WILLIAM M. ACKER, JR. UNITED STATES DISTRICT JUDGE
On March 24, 2015, defendant Asset Acceptance LLC (“Asset”) filed a motion for more definite statement on the basis that the complaint filed by Calvin Bradley Cox is a “shotgun pleading.” (Doc. 8). “The persistence of the shotgun pleading problem is particularly frustrating because . . . [n]othing is stopping plaintiffs from refraining from writing shotgun pleadings . . . [and] nothing is stopping defense lawyers from asking for a more definite statement.” Paylor v. Hartford Fire Ins. Co., 748 F.3d 1117, 1127 (11th Cir. 2014). For the reasons stated below, Asset’s motion will be granted.

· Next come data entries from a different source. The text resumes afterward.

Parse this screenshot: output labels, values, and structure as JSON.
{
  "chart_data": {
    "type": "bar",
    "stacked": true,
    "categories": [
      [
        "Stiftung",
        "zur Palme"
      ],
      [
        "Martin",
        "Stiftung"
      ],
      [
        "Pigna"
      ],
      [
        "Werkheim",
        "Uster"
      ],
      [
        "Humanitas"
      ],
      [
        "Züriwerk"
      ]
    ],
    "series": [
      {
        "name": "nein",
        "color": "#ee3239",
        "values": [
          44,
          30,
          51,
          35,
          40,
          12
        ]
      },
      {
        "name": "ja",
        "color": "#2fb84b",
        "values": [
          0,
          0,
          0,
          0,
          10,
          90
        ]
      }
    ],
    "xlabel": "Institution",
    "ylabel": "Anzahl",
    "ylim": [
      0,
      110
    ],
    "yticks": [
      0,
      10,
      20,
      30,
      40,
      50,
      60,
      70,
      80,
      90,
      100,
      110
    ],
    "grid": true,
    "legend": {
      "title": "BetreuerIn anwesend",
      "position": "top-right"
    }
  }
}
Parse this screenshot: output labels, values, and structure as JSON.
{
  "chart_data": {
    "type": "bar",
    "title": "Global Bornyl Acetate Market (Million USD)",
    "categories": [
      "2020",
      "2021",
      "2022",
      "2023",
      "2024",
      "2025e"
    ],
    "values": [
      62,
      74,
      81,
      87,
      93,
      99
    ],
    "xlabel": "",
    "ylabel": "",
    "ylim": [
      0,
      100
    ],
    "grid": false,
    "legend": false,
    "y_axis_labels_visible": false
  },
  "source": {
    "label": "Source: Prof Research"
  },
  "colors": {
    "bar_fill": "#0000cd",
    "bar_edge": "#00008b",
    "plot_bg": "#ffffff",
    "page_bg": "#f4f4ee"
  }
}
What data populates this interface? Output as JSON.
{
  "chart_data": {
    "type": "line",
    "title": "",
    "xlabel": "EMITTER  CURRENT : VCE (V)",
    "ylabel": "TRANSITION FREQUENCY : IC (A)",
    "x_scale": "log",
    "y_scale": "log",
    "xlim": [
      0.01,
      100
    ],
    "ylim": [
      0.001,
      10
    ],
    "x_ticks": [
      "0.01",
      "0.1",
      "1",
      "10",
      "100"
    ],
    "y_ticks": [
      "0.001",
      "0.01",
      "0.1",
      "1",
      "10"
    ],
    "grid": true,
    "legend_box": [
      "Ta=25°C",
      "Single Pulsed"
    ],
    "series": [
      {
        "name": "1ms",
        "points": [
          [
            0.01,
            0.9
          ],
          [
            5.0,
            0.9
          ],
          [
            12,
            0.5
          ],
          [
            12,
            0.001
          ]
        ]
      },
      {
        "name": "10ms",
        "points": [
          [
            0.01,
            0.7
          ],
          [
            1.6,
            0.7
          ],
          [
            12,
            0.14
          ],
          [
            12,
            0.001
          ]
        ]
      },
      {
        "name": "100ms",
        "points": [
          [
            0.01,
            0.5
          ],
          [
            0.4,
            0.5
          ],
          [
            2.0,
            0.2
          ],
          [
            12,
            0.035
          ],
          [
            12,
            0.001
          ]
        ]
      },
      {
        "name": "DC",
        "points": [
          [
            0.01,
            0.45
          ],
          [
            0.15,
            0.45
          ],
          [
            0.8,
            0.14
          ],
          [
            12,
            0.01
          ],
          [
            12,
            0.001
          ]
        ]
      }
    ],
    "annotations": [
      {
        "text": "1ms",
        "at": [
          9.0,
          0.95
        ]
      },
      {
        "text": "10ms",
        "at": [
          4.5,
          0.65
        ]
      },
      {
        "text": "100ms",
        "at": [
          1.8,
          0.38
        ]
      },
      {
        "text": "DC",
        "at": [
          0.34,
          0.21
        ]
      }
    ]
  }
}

“[S]hotgun pleading . . . has been roundly, repeatedly, and consistently condemn[ed] for years.” Davis v. Coca-Cola Bottling Co. Consol., 516 F.3d 955, 979 (11th Cir. 2008). “These types of cases invariably begin with a long list of general allegations, most of which are immaterial to most of the claims for relief.” Johnson Enterprises of Jacksonville, Inc. v. FPL Grp., Inc., 162 F.3d 1290, 1333 (11th Cir. 1998). “Shotgun pleadings are those that incorporate every antecedent allegation by reference into each subsequent claim for relief or affirmative defense.” Wagner v. First Horizon Pharm. Corp., 464 F.3d 1273, 1279 (11th Cir. 2006). This type of pleading “wreak[s] havoc on the judicial system, ” Id., and allows “a straightforward dispute [to] metastasize into [a] years-long discovery sinkhole.” Paylor, 748 F.3d at 1125.
Here, Cox’s complaint “is the proverbial shotgun pleading.” Wagner, 464 F.3d at 1279. Of Cox’s approximately one-hundred numbered allegations, most are general and conclusory allegations. (Doc. 1 at 3-15). Further, the first paragraphs of Counts I-XII identically incorporate by reference the antecedent allegations (Doc. 1 at 15-21, 24) and the first paragraphs of Counts XIII and XIV incorporate by reference all allegations in the complaint (Doc. 1 at 25-26). Taken together, along with the “wholly conclusory statement[s]” under each Count heading, Bell Atl. Corp. v. Twombly, 550 U.S. 544, 561 (2007), it is difficult to tell which specific factual allegations underlie Cox’s particular claims.
Therefore, the court will by separate order grant Asset’s motion, and require Cox to amend his complaint by May 13, 2015 to eliminate the shotgun pleadings and conform with Federal Rules of Civil Procedure 8 and 10.